We're pretty sure that you know Newt Gingrich wanted to be President of the United States.
We're also pretty sure that you know Newt ran his campaign (and his own personal finances) into the ground in his quest for the Republican nomination.
But, we bet you didn't know that Newt thinks his experience is something that can be beneficial to others who also want to be POTUS.
On Sunday, he shared some wisdom that he'd gleamed from his failed run with up-and-coming Democrat Martin O'Malley on "Meet the Press." Martin is the governor of Maryland and the current chairman of the Democratic Governors Association.
Here are those amazing pearls of wisdom that Newt was kind enough to share with Martin, and us:
- Have a bunch of money. No, seriously, Newt flat out told Martin to "raise a lot of money." He then added: "It's the entry-level problem. You've got to be prepared." Personally, we think we think he should have added and "don't spend money you don't have."
- Learn to love living on the road. According to Newt, the shocking truth is that if you want convince Americans that you want to be President you have to travel around and, you know, like talk to a lot of them face-to-face. Instead of sitting at home and posting to your blog or pontificating in a TV studio. "Understand you'll spend two or three years on the road," Newt said.

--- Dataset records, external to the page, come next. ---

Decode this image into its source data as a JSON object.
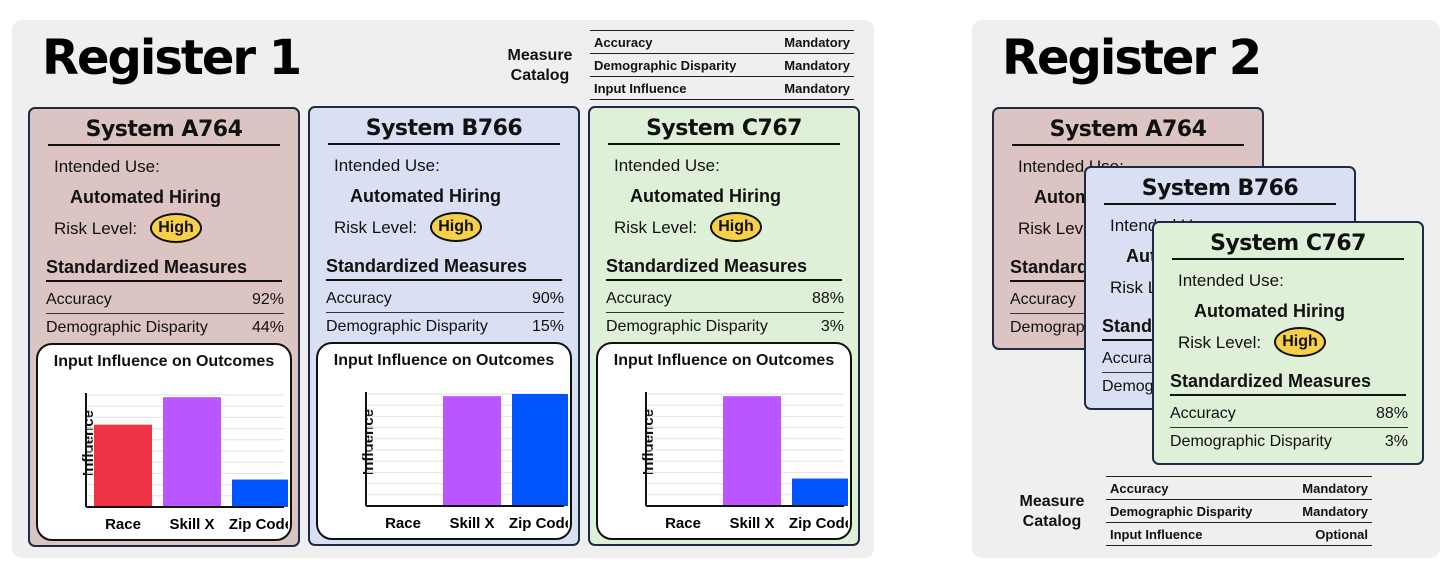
{
  "register1": {
    "title": "Register 1",
    "measure_catalog": {
      "label": "Measure Catalog",
      "rows": [
        {
          "measure": "Accuracy",
          "status": "Mandatory"
        },
        {
          "measure": "Demographic Disparity",
          "status": "Mandatory"
        },
        {
          "measure": "Input Influence",
          "status": "Mandatory"
        }
      ]
    },
    "systems": [
      {
        "name": "System A764",
        "intended_use_label": "Intended Use:",
        "intended_use": "Automated Hiring",
        "risk_label": "Risk Level:",
        "risk": "High",
        "measures_title": "Standardized Measures",
        "measures": [
          {
            "name": "Accuracy",
            "value": "92%"
          },
          {
            "name": "Demographic Disparity",
            "value": "44%"
          }
        ],
        "chart": {
          "title": "Input Influence on Outcomes",
          "ylabel": "Influence",
          "categories": [
            "Race",
            "Skill X",
            "Zip Code"
          ],
          "values": [
            0.75,
            1.0,
            0.25
          ],
          "colors": [
            "#ee3344",
            "#bb55ff",
            "#0055ff"
          ]
        }
      },
      {
        "name": "System B766",
        "intended_use_label": "Intended Use:",
        "intended_use": "Automated Hiring",
        "risk_label": "Risk Level:",
        "risk": "High",
        "measures_title": "Standardized Measures",
        "measures": [
          {
            "name": "Accuracy",
            "value": "90%"
          },
          {
            "name": "Demographic Disparity",
            "value": "15%"
          }
        ],
        "chart": {
          "title": "Input Influence on Outcomes",
          "ylabel": "Influence",
          "categories": [
            "Race",
            "Skill X",
            "Zip Code"
          ],
          "values": [
            0.0,
            1.0,
            1.02
          ],
          "colors": [
            "#ee3344",
            "#bb55ff",
            "#0055ff"
          ]
        }
      },
      {
        "name": "System C767",
        "intended_use_label": "Intended Use:",
        "intended_use": "Automated Hiring",
        "risk_label": "Risk Level:",
        "risk": "High",
        "measures_title": "Standardized Measures",
        "measures": [
          {
            "name": "Accuracy",
            "value": "88%"
          },
          {
            "name": "Demographic Disparity",
            "value": "3%"
          }
        ],
        "chart": {
          "title": "Input Influence on Outcomes",
          "ylabel": "Influence",
          "categories": [
            "Race",
            "Skill X",
            "Zip Code"
          ],
          "values": [
            0.0,
            1.0,
            0.25
          ],
          "colors": [
            "#ee3344",
            "#bb55ff",
            "#0055ff"
          ]
        }
      }
    ]
  },
  "register2": {
    "title": "Register 2",
    "systems": [
      {
        "name": "System A764",
        "intended_use_label": "Intended Use:",
        "intended_use": "Automated Hiring",
        "risk_label": "Risk Level:",
        "measures_title": "Standardized Measures",
        "measures": [
          {
            "name": "Accuracy"
          },
          {
            "name": "Demographic Disparity"
          }
        ]
      },
      {
        "name": "System B766",
        "intended_use_label": "Intended Use:",
        "intended_use": "Automated Hiring",
        "risk_label": "Risk Level:",
        "measures_title": "Standardized Measures",
        "measures": [
          {
            "name": "Accuracy"
          },
          {
            "name": "Demographic Disparity"
          }
        ]
      },
      {
        "name": "System C767",
        "intended_use_label": "Intended Use:",
        "intended_use": "Automated Hiring",
        "risk_label": "Risk Level:",
        "risk": "High",
        "measures_title": "Standardized Measures",
        "measures": [
          {
            "name": "Accuracy",
            "value": "88%"
          },
          {
            "name": "Demographic Disparity",
            "value": "3%"
          }
        ]
      }
    ],
    "measure_catalog": {
      "label": "Measure Catalog",
      "rows": [
        {
          "measure": "Accuracy",
          "status": "Mandatory"
        },
        {
          "measure": "Demographic Disparity",
          "status": "Mandatory"
        },
        {
          "measure": "Input Influence",
          "status": "Optional"
        }
      ]
    }
  },
  "colors": {
    "panel": "#efefef",
    "card_a": "#dcc4c3",
    "card_b": "#d9e0f3",
    "card_c": "#dff0d8",
    "risk_pill": "#f7d04a",
    "bar_race": "#ee3344",
    "bar_skill": "#bb55ff",
    "bar_zip": "#0055ff"
  }
}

- Be tough or get out. "This has been a brutal, tough process at least since 1800," Newt explained to Martin. "If you're not tough enough to get the presidency, you're not tough enough to be president."
- Talk to Mark Warner. Newt thinks the best person with which to talk before deciding to run for POTUS is this former Virginia governor and now senator. "Mark Warner's a great guy to talk to because he went out, he looked at it a lot, and he came back and ran for the Senate," Newt explained.
In the end, Martin shot Newt down and told him, "I haven't even thought that far. I'm focused on what I'm doing right now, which is doing everything in my power to help elect Democratic governors."
Ha! That line is such a "thanks for the advice, but I don't need it."
We like Gov. O'Malley even more now!